As the students began to file out for their first classes of the day, the conversation buzzed with excitement and speculation. The Great Lockhart Farewell, as it would come to be known, had already achieved legendary status.
"Think they'll put up a plaque?" Susan Bones asked cheerfully as she passed the Slytherin table.
"They should," Sebastian replied with satisfaction. "This definitely qualifies as a historical moment."
Anna Sallow, looking healthier than she had in months, smiled at her brother's obvious pride. "Just promise me next time you'll warn me before you help orchestrate a castle-wide musical number. I nearly dropped my crystal when the armor started singing."
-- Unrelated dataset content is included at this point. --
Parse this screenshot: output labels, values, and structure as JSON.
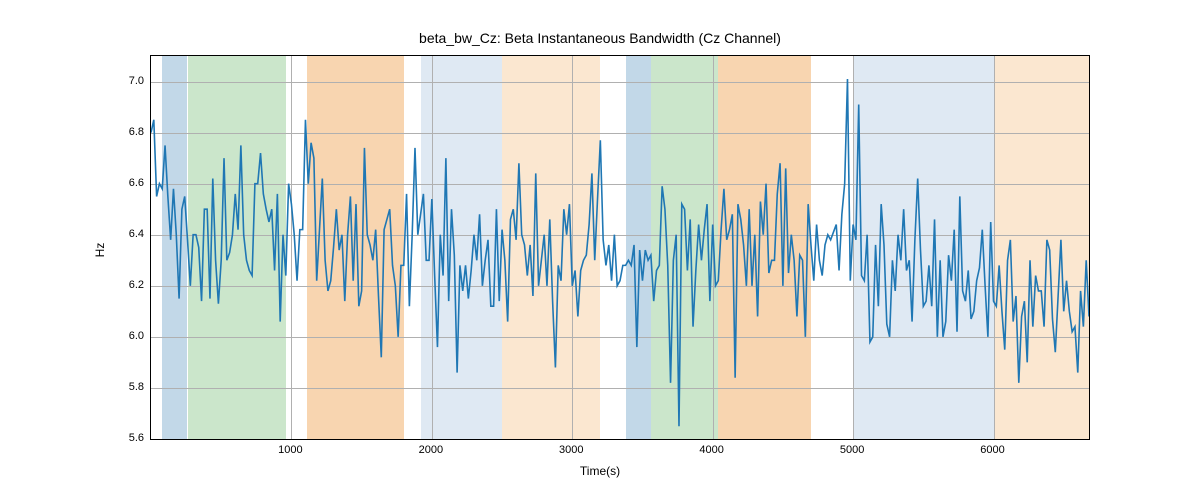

At the staff table, Dumbledore was quietly finishing his porridge while the other professors engaged in what appeared to be a spirited discussion about appropriate disciplinary measures.
"Of course," he said to no one in particular, "one must admire the technical skill involved in coordinating so many separate enchantments. Quite remarkable magical achievement, really."
Professor McGonagall looked at him sharply. "Albus, you're not seriously considering adding musical armor coordination to the curriculum?"
"Oh no, Minerva," Dumbledore replied with perfect innocence. "Though I confess I'm curious about the practical applications. Imagine the possibilities for inter-house cooperation..."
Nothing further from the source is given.